Seite wählen

Zu schnell? Einmal zurückblättern, sehr gern: Saving Private To…
———————————————–

Perspektiven

Am selben Abend noch lernte ich im Santa Maria ein junges Früchtchen aus Neu-Ulm – gefährlich nahe an München – kennen. Die Arme war Anfang zwanzig, hatte grade ihr Auslandssemester im Norden Mexikos hinter sich gebracht und war dementsprechend mitteilungsbedürftig. Trotzdem war sie mir sympathisch, und zusammen mit ihr und dem Italiener aus meinem aus zwei Betten bestehenden Apartment-Dorm* schaute ich mir Tags darauf die Ruinen von Ek Balam an.

Der war auch lustig, weil er konnte kaum Englisch. Wenn irgendwas nicht gepasst hat, war alles gleich „terrribel“, einfach weil sein Wortschatz zu beschränkt war, um feinere Grade an Unpässlichkeiten ausdrücken zu können: „Oh nooo, I-a need-a to charge-e my phone-e but-e de cabel’ is in-e de big backpack-e! Is terrribel!!“

Ek Balam

*Das passiert hier auch schon mal. Da in der ersten Nacht kein Bett im Schlafsaal frei, hab’ ich mir mit Peter ein recht günstiges Doppelzimmer mit Küche und Blick auf die Gartenhalde geteilt und bat darum, am nächsten Tag in ein Dorm umziehen zu dürfen. „Si claro.“ Also bin ich vor der Fahrt nach Chichen Itza ausgecheckt und hab’ mein Zeug bis zum erneuten Check-In untergestellt.

Was mich dann allerdings verblüffte, war die Tatsache, dass mich der nette Besitzer wieder in unser altes Zimmer führte. „Eh. Compartido?“ „Sii.“ Zum Dorm-Preis? „Siii, no es problema.“ Also habe ich weiterhin im gleichen Zimmer geschlafen, nur um fünf Euro günstiger.
Im Gegensatz zu uns haben die Leute hier das Prinzip der Relativität nicht nur verstanden, sondern in ihrem Herzen verinnerlicht.

Abenteuer

Doch zurück zu Ek Balam.
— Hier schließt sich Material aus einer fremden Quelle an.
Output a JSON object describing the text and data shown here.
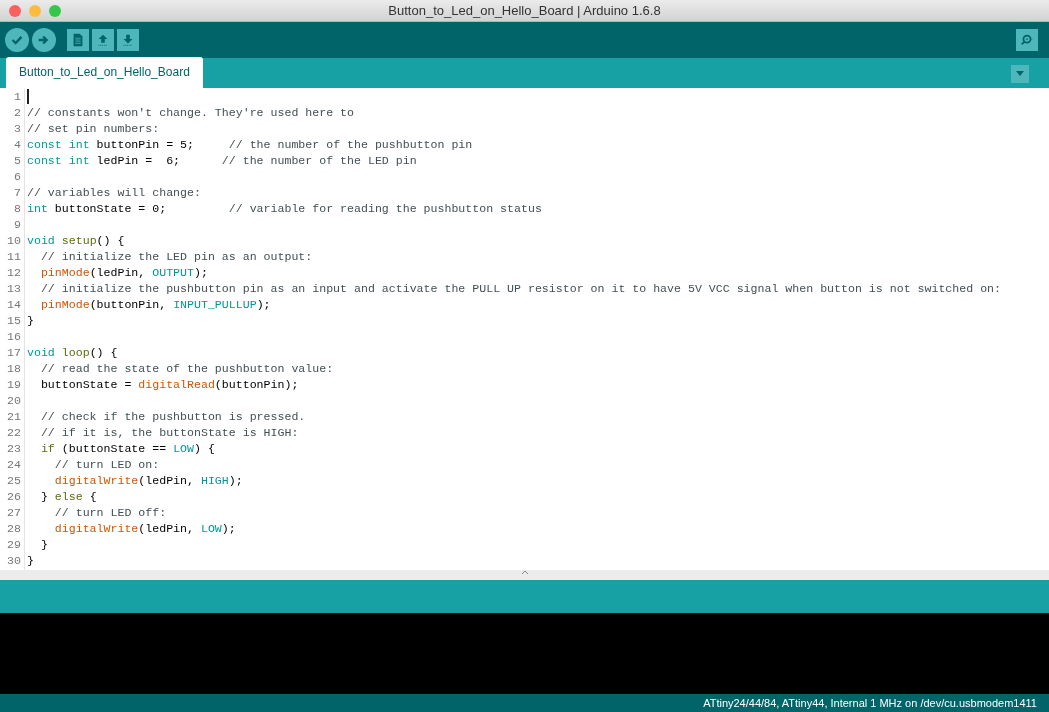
{
  "window": {
    "title": "Button_to_Led_on_Hello_Board | Arduino 1.6.8"
  },
  "toolbar": {
    "buttons": [
      {
        "kind": "verify"
      },
      {
        "kind": "upload"
      },
      {
        "kind": "new"
      },
      {
        "kind": "open"
      },
      {
        "kind": "save"
      }
    ],
    "right_button": {
      "kind": "serial"
    }
  },
  "tabs": [
    {
      "label": "Button_to_Led_on_Hello_Board",
      "selected": true
    }
  ],
  "editor": {
    "lines": [
      {
        "number": "1",
        "cursor": true
      },
      {
        "number": "2",
        "tokens": [
          {
            "kind": "comment",
            "text": "// constants won't change. They're used here to"
          }
        ]
      },
      {
        "number": "3",
        "tokens": [
          {
            "kind": "comment",
            "text": "// set pin numbers:"
          }
        ]
      },
      {
        "number": "4",
        "tokens": [
          {
            "kind": "keyword",
            "text": "const int"
          },
          {
            "kind": "plain",
            "text": " buttonPin = 5;     "
          },
          {
            "kind": "comment",
            "text": "// the number of the pushbutton pin"
          }
        ]
      },
      {
        "number": "5",
        "tokens": [
          {
            "kind": "keyword",
            "text": "const int"
          },
          {
            "kind": "plain",
            "text": " ledPin =  6;      "
          },
          {
            "kind": "comment",
            "text": "// the number of the LED pin"
          }
        ]
      },
      {
        "number": "6"
      },
      {
        "number": "7",
        "tokens": [
          {
            "kind": "comment",
            "text": "// variables will change:"
          }
        ]
      },
      {
        "number": "8",
        "tokens": [
          {
            "kind": "keyword",
            "text": "int"
          },
          {
            "kind": "plain",
            "text": " buttonState = 0;         "
          },
          {
            "kind": "comment",
            "text": "// variable for reading the pushbutton status"
          }
        ]
      },
      {
        "number": "9"
      },
      {
        "number": "10",
        "tokens": [
          {
            "kind": "keyword",
            "text": "void "
          },
          {
            "kind": "structure",
            "text": "setup"
          },
          {
            "kind": "plain",
            "text": "() {"
          }
        ]
      },
      {
        "number": "11",
        "tokens": [
          {
            "kind": "comment",
            "text": "  // initialize the LED pin as an output:"
          }
        ]
      },
      {
        "number": "12",
        "tokens": [
          {
            "kind": "function",
            "text": "  pinMode"
          },
          {
            "kind": "plain",
            "text": "(ledPin, "
          },
          {
            "kind": "constant",
            "text": "OUTPUT"
          },
          {
            "kind": "plain",
            "text": ");"
          }
        ]
      },
      {
        "number": "13",
        "tokens": [
          {
            "kind": "comment",
            "text": "  // initialize the pushbutton pin as an input and activate the PULL UP resistor on it to have 5V VCC signal when button is not switched on:"
          }
        ]
      },
      {
        "number": "14",
        "tokens": [
          {
            "kind": "function",
            "text": "  pinMode"
          },
          {
            "kind": "plain",
            "text": "(buttonPin, "
          },
          {
            "kind": "constant",
            "text": "INPUT_PULLUP"
          },
          {
            "kind": "plain",
            "text": ");"
          }
        ]
      },
      {
        "number": "15",
        "tokens": [
          {
            "kind": "plain",
            "text": "}"
          }
        ]
      },
      {
        "number": "16"
      },
      {
        "number": "17",
        "tokens": [
          {
            "kind": "keyword",
            "text": "void "
          },
          {
            "kind": "structure",
            "text": "loop"
          },
          {
            "kind": "plain",
            "text": "() {"
          }
        ]
      },
      {
        "number": "18",
        "tokens": [
          {
            "kind": "comment",
            "text": "  // read the state of the pushbutton value:"
          }
        ]
      },
      {
        "number": "19",
        "tokens": [
          {
            "kind": "plain",
            "text": "  buttonState = "
          },
          {
            "kind": "function",
            "text": "digitalRead"
          },
          {
            "kind": "plain",
            "text": "(buttonPin);"
          }
        ]
      },
      {
        "number": "20"
      },
      {
        "number": "21",
        "tokens": [
          {
            "kind": "comment",
            "text": "  // check if the pushbutton is pressed."
          }
        ]
      },
      {
        "number": "22",
        "tokens": [
          {
            "kind": "comment",
            "text": "  // if it is, the buttonState is HIGH:"
          }
        ]
      },
      {
        "number": "23",
        "tokens": [
          {
            "kind": "structure",
            "text": "  if"
          },
          {
            "kind": "plain",
            "text": " (buttonState == "
          },
          {
            "kind": "constant",
            "text": "LOW"
          },
          {
            "kind": "plain",
            "text": ") {"
          }
        ]
      },
      {
        "number": "24",
        "tokens": [
          {
            "kind": "comment",
            "text": "    // turn LED on:"
          }
        ]
      },
      {
        "number": "25",
        "tokens": [
          {
            "kind": "function",
            "text": "    digitalWrite"
          },
          {
            "kind": "plain",
            "text": "(ledPin, "
          },
          {
            "kind": "constant",
            "text": "HIGH"
          },
          {
            "kind": "plain",
            "text": ");"
          }
        ]
      },
      {
        "number": "26",
        "tokens": [
          {
            "kind": "plain",
            "text": "  } "
          },
          {
            "kind": "structure",
            "text": "else"
          },
          {
            "kind": "plain",
            "text": " {"
          }
        ]
      },
      {
        "number": "27",
        "tokens": [
          {
            "kind": "comment",
            "text": "    // turn LED off:"
          }
        ]
      },
      {
        "number": "28",
        "tokens": [
          {
            "kind": "function",
            "text": "    digitalWrite"
          },
          {
            "kind": "plain",
            "text": "(ledPin, "
          },
          {
            "kind": "constant",
            "text": "LOW"
          },
          {
            "kind": "plain",
            "text": ");"
          }
        ]
      },
      {
        "number": "29",
        "tokens": [
          {
            "kind": "plain",
            "text": "  }"
          }
        ]
      },
      {
        "number": "30",
        "tokens": [
          {
            "kind": "plain",
            "text": "}"
          }
        ]
      }
    ]
  },
  "status_bar": {
    "text": "ATtiny24/44/84, ATtiny44, Internal 1 MHz on /dev/cu.usbmodem1411"
  }
}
Im Gegensatz zu seinem großen Bruder wirkte die Anlage beinahe verlassen, und dieses Mal durfte man die Stufen des Hauptgebäudes (Der Crowded Planet beschreibt es als „Akropolis“, naja) durchaus erklimmen, von wo aus ich mir zum ersten Mal einen Überblick über die überwiegend flache Buschlandschaft verschaffen konnte. Die übrigen Ruinen dort kuschelten sich wie graue Inseln aus Stein abenteuerlich-romantisch in das tiefgrüne Blättermeer.

Es handelte sich herbei weniger um eine heilige Stätte mit Tempelanlagen als vielmehr um die Überbleibsel einer kleinen Stadt , wobei an dieser Stelle der Richtigkeit halber erwähnt werden muss, dass Chichen Itza als Ganzes im Grunde auch eine wohl recht beeindruckende Stadt gewesen sein muss. Das Ausgrabungsgelände, das heute zu besichtigen ist, stellte lediglich den religiös herrschaftlichen Kern derselben dar.

Stufen & Mauern

So, das reicht erst mal, sonst werde ich gar „overruined“.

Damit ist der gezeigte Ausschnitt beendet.